Kindzal jesteś w stanie podać (poza wikipedią )jakieś orzeczenie - wyrok sądu w Polsce po wojnie stwierdzający że cała Granatowa Policja" była organizacją przestępczą i kolaborancką ?


Post został zmieniony ostatnio przez moderatora woytas 23:28 28-11-2008
Odnośnik do komentarza
Udostępnij na innych stronach

Odnosnie normalnosci, tak wiem masz z tym problemy, ale mnie w swoje problemy zdrowotne nie mieszaj !

Takiego wyroku nigdy nie bylo, to fakt.

Ale mam wyrobioną opinię na temat tego typu panów". W pewnych kręgach ukraińskich, SS Galizien też nie jest organizacją kolaborancką i nigdy nie zapadl żaden wyrok w tej sprawie i co z tego ?

Zakoncze slowami Juliana Kulskiego, przyjaciela Stefana Starzynskiego, zamordowanego przez Niemcow prezydenta Warszawy i czlowieka z chwalebna karta w historii Polski, ktory, wbrew instrukcjom nie opuscil Warszawy we wrzesniu 1939 r.

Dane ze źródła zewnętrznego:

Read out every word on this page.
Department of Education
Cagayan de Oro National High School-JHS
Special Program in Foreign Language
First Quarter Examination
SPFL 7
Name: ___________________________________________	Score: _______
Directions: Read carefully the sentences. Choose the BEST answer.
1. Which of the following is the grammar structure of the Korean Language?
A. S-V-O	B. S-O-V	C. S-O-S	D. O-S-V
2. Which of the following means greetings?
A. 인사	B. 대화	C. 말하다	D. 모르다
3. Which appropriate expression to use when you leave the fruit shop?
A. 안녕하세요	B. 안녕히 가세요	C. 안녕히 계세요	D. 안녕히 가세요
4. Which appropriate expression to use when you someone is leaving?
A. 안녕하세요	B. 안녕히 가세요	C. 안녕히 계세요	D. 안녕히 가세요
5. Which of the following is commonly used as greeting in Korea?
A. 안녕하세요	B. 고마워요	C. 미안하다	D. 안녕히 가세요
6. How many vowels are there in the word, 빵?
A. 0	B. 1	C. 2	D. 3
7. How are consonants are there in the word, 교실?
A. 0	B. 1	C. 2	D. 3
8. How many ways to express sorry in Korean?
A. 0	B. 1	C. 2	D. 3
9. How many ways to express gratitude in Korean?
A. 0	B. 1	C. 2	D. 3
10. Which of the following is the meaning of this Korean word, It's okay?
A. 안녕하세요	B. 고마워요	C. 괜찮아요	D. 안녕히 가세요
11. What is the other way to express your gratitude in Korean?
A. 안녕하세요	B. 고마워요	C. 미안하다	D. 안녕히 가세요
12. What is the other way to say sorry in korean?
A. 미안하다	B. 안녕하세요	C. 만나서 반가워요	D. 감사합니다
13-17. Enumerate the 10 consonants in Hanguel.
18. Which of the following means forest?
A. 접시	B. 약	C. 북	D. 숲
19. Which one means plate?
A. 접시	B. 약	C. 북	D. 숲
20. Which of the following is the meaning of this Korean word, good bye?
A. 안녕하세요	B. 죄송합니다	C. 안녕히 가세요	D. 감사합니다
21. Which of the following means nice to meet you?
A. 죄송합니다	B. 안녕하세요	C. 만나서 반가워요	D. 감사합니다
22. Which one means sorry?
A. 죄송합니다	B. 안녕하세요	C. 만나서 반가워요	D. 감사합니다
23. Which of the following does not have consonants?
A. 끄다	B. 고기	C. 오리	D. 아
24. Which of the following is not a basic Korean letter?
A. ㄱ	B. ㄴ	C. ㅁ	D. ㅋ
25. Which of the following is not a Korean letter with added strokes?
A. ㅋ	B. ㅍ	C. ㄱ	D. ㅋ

Kulski, tez legionista jak Starzynski,byl
wtedy jednym z wiceprezydentow Warszawy, a pozniej, ze zgoda podziemia, byl komisarycznym burmistrzem Warszawy podczas okupacji.
Doskonale byl obeznany z postawa, zachowaniem sie i sprawami policji granatowej.

Tak pisal o nich po wojnie, w 1964 r.:

Tzw. policja granatowa, ktora w potocznej
nomenklaturze okresu okupacyjnego nie zasluzyla
sobie zbiorowo na zachowanie przedwojennej nazwy
(policji polskiej) wymaga, pomimo heroizmu
jednostek, postawienia w rzedzie organow
pomocniczych dla hitlerowskiego aparatu terroru.

http://newsgroups.derkeiler.com/Archive/Soc/soc.culture.polish/2008-10/msg02900.html

A teraz sobie drogi Acerze wyobraz, czym byla GP dla mieszkańców getta np. Warszawskiego ? Jak myślisz, tylko organizacją klaborancką, czy może czymś więcej ?
Odnośnik do komentarza
Udostępnij na innych stronach

Kol kindzal , zwracam uwagę że w getcie działała nie policja granatowa , (z rozmysłem małymi) ale wewnętrzna policja żydowska .. w tym momencie nazwa mi uleciała.. Granatowi byli owszem groźni ale dla żydów ukrywających się po aryjskiej" stronie
Odnośnik do komentarza
Udostępnij na innych stronach

Takiego wyroku nigdy nie bylo, to fakt. "

Chociaż tyle.


Z gettem znowu strzeliłeś w płot - ze względu na zewnętrzne uwarunkowania Granatowa Policja to co robiła po prostu musiała robić z istniejącego przymusu niemieckiego, a co groziło za uchylanie się od rozkazów niemieckich nie trzeba pisać.
Więc naciągaj rzeczywistych powodów działań takich a nie innych. Po drugie w temacie getta jest wiele innych ciemniejszych kart kolaboracji i zdrady w samym gettcie niż Policja Granatowa, która sama nic do powiedzenia nie miała.


Ad. Kopijnik -

Pax ? No, Muerte !!!!
Odnośnik do komentarza
Udostępnij na innych stronach

Panowie, czy ja gdziekolwiek napisalem, że dzialali w getcie ? NIE ! Oni tylko... pilnowali żeby żydy" z getta nie uciekaly, ot wsio !
Ale czynny udzial byl faktem juz od 1941 r. gdy rankiem 17 listopada na terenie warszawskiego getta grupa granatowych prawdopodobnie pod dowodztwem ppor. Kaczmarka i podobno w obecnosci mjr. Przymusinskiego roztrzelala szesc kobiet i dwoch mezczyzn, Zydow skazanych za opuszczenie dzielnicy zydowskiej. Policjanci zydowscy przywiedli ich na miejsce kazni, przywiazali do slupkow, zawiazali im oczy. Granatowi roztrzelali biedakow;jeden z nich, potepiony pozniej przez podziemie, byl ochotnikiem. Byla to pierwsza egzekucja na Zydach za przestepstwo opuszczenia getta.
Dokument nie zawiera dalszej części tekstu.